Ашимова провела по лбу рукой, и брови ее нервно сблизили свои концы.
— Зачем лгать самой себе? Я только воображала о себе многое. Смерть моего мальчика научила меня знать себя лучше. Да, живи он — я бы не отказалась быть женой Струева — для сына. И то, едва ли!
— Лидия Кирилловна!
— Едва ли, — повторила она с ударением. — Он бы и меня бросил, стало быть, и его покинул бы. Дать ему имя? Так ведь он был незаконный!
— Нынче стало легче вернуть права ребенку.
— Нет, я вряд ли бы пошла на это.
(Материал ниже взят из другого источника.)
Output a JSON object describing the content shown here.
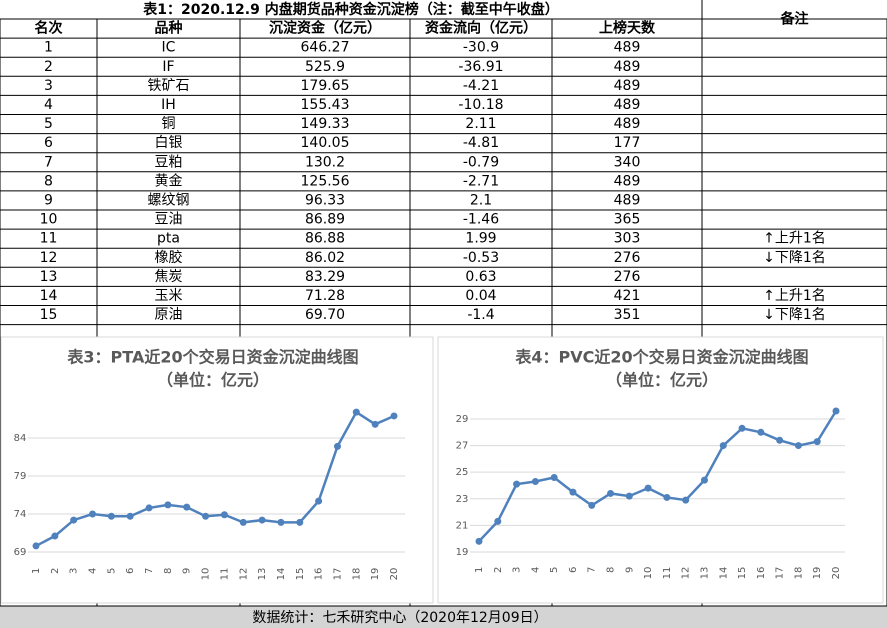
{
  "table": {
    "title": "表1：2020.12.9 内盘期货品种资金沉淀榜（注：截至中午收盘）",
    "header": [
      "名次",
      "品种",
      "沉淀资金（亿元）",
      "资金流向（亿元）",
      "上榜天数",
      "备注"
    ],
    "rows": [
      [
        "1",
        "IC",
        "646.27",
        "-30.9",
        "489"
      ],
      [
        "2",
        "IF",
        "525.9",
        "-36.91",
        "489"
      ],
      [
        "3",
        "铁矿石",
        "179.65",
        "-4.21",
        "489"
      ],
      [
        "4",
        "IH",
        "155.43",
        "-10.18",
        "489"
      ],
      [
        "5",
        "铜",
        "149.33",
        "2.11",
        "489"
      ],
      [
        "6",
        "白银",
        "140.05",
        "-4.81",
        "177"
      ],
      [
        "7",
        "豆粕",
        "130.2",
        "-0.79",
        "340"
      ],
      [
        "8",
        "黄金",
        "125.56",
        "-2.71",
        "489"
      ],
      [
        "9",
        "螺纹钢",
        "96.33",
        "2.1",
        "489"
      ],
      [
        "10",
        "豆油",
        "86.89",
        "-1.46",
        "365"
      ],
      [
        "11",
        "pta",
        "86.88",
        "1.99",
        "303",
        "↑上升1名"
      ],
      [
        "12",
        "橡胶",
        "86.02",
        "-0.53",
        "276",
        "↓下降1名"
      ],
      [
        "13",
        "焦炭",
        "83.29",
        "0.63",
        "276"
      ],
      [
        "14",
        "玉米",
        "71.28",
        "0.04",
        "421",
        "↑上升1名"
      ],
      [
        "15",
        "原油",
        "69.70",
        "-1.4",
        "351",
        "↓下降1名"
      ]
    ]
  },
  "chart_data": [
    {
      "type": "line",
      "title": "表3：PTA近20个交易日资金沉淀曲线图",
      "subtitle": "（单位：亿元）",
      "categories": [
        "1",
        "2",
        "3",
        "4",
        "5",
        "6",
        "7",
        "8",
        "9",
        "10",
        "11",
        "12",
        "13",
        "14",
        "15",
        "16",
        "17",
        "18",
        "19",
        "20"
      ],
      "values": [
        69.8,
        71.1,
        73.2,
        74.0,
        73.7,
        73.7,
        74.8,
        75.2,
        74.9,
        73.7,
        73.9,
        72.9,
        73.2,
        72.9,
        72.9,
        75.7,
        82.9,
        87.4,
        85.8,
        86.9
      ],
      "color": "#4f81bd",
      "ylim": [
        68,
        89
      ],
      "yticks": [
        69,
        74,
        79,
        84
      ],
      "grid": true
    },
    {
      "type": "line",
      "title": "表4：PVC近20个交易日资金沉淀曲线图",
      "subtitle": "（单位：亿元）",
      "categories": [
        "1",
        "2",
        "3",
        "4",
        "5",
        "6",
        "7",
        "8",
        "9",
        "10",
        "11",
        "12",
        "13",
        "14",
        "15",
        "16",
        "17",
        "18",
        "19",
        "20"
      ],
      "values": [
        19.8,
        21.3,
        24.1,
        24.3,
        24.6,
        23.5,
        22.5,
        23.4,
        23.2,
        23.8,
        23.1,
        22.9,
        24.4,
        27.0,
        28.3,
        28.0,
        27.4,
        27.0,
        27.3,
        29.6
      ],
      "color": "#4f81bd",
      "ylim": [
        18.5,
        30
      ],
      "yticks": [
        19,
        21,
        23,
        25,
        27,
        29
      ],
      "grid": true
    }
  ],
  "footer": "数据统计：七禾研究中心（2020年12月09日）"
}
Я хочу с совестью в ладу жить; всегда передо мной стоял бы призрак этой женщины… Как она тогда не выдержала и зарыдала, бросившись головой к ногам моим — такие минуты не забываются. Особенно когда страсть перегорела; а она перегорела.
— Однако… Явись он сюда, вот сейчас, вы бы кинулись к нему и пошли бы на все?
Не сразу ответила она.
— Не знаю… Вряд ли… Я ему — уже в тягость. Он меня зовет туда, но как? Для очистки совести. Да если бы я ему и по-прежнему нравилась — зачем я ему? Он идет полным ходом, и я для него обуза.
— Что вы говорите! Но вы пошли бы рука об руку!
— Я мечтала об этом. Голос у меня есть, но не Бог знает какой… Хорошо, если и в провинцию получу ангажемент. А уцепиться за него, чтобы он всюду меня таскал и, в виде подачки, выговаривал для меня места третьей конпримарии — я слишком горда. Что ж! Каюсь, гордость — мой коренной порок, но он, по крайней мере, удерживает от гадостей и унижений.
Горечь сложила ее губы, немного побледневшие, в усмешку.
— Вы не думайте, что во мне ревность, самолюбие говорят. До меня дошли слухи о его новых победах в Лондоне, об этой американке… с которой он пел в «Эрнани» с таким успехом. Нашлась какая-то добрая душа, анонимно прислала мне корреспонденцию, где есть прозрачный намек на то, что баритон и примадонна так искренно увлекаются на сцене, как могут только увлекаться взаимно любящие сердца. Есть и еще намек — на возможность свадьбы… Почему же нет?.. Крупинский, я не хочу говорить о нем дурно… У него такая уж натура: год — одно увлечение, следующий — другое. Неунывающий артист!.. Лучше я вам скажу про себя: настоящей, роковой любви к нему у меня нет… А ребенок наш умер! Стало… Остальное вы сами доскажете; вы в логике — первый мастер. Вы видите, я не рисуюсь, я — не в отчаянии… Буду жить, работать, за счастьем погожу гнаться. Обожглась! На первый раз довольно.